There is an old saying about the umbrella that was famously misinterpreted. It is called "a monk holding an umbrella". On the surface it seems to depict a scene of misery. But actually it is a play on words. Monks have shaved heads, and "hairless" sounds like "lawless" in Chinese. With an umbrella separating the monk and the sky it becomes "skyless", which, figuratively, means a disregard of heaven and its decrees.

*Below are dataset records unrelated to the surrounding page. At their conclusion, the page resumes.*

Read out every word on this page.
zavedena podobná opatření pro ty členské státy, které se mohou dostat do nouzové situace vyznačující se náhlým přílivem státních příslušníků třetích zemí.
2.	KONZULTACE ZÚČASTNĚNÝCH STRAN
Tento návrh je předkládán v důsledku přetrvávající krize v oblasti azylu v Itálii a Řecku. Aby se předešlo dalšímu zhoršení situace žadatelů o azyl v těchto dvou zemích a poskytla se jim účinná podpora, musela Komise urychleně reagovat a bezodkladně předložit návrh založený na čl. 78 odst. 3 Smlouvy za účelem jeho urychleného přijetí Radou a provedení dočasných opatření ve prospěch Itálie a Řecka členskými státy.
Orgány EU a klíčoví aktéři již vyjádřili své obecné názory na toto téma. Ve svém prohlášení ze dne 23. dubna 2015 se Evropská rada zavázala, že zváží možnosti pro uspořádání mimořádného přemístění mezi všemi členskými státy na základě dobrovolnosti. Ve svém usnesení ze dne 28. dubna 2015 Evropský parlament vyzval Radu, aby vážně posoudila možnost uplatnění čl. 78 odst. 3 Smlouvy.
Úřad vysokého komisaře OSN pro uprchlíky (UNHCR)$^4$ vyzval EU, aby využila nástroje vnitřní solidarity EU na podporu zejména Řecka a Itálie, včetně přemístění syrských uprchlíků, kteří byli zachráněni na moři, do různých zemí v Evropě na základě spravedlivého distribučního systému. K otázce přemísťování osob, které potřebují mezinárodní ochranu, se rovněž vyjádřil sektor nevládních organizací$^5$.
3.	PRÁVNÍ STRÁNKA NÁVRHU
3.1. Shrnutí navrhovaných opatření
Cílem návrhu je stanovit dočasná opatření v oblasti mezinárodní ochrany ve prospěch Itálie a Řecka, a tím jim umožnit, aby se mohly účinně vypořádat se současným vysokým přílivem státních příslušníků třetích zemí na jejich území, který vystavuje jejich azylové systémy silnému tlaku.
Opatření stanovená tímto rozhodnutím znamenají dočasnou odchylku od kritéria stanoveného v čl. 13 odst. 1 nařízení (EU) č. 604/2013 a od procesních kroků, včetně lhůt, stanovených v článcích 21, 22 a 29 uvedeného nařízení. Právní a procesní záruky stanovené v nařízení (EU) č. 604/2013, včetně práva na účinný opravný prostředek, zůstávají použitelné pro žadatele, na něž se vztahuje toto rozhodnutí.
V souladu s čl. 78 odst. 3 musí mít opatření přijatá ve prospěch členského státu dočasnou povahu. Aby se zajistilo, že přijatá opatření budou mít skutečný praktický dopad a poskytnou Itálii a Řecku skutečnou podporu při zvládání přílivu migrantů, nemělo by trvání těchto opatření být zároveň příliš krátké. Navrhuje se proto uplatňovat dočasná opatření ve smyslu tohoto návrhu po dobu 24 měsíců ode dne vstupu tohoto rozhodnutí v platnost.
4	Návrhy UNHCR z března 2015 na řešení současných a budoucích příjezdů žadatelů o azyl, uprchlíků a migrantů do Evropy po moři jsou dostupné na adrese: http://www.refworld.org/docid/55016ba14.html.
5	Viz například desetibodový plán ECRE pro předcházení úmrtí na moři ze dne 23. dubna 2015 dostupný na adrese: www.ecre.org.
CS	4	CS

So, a monk with an umbrella over his head is an indirect way of saying: "See no law, see no heaven".
Chairman Mao Zedong, in a flourish of braggadocio, used this term when talking to American journalist Edgar Snow while looking over the Tian'anmen Rostrum in his golden years. The translator did a dutiful job of converting the words and the image, but not the implied meaning, into English. And the West got a self-pitying picture of the Great Helmsman.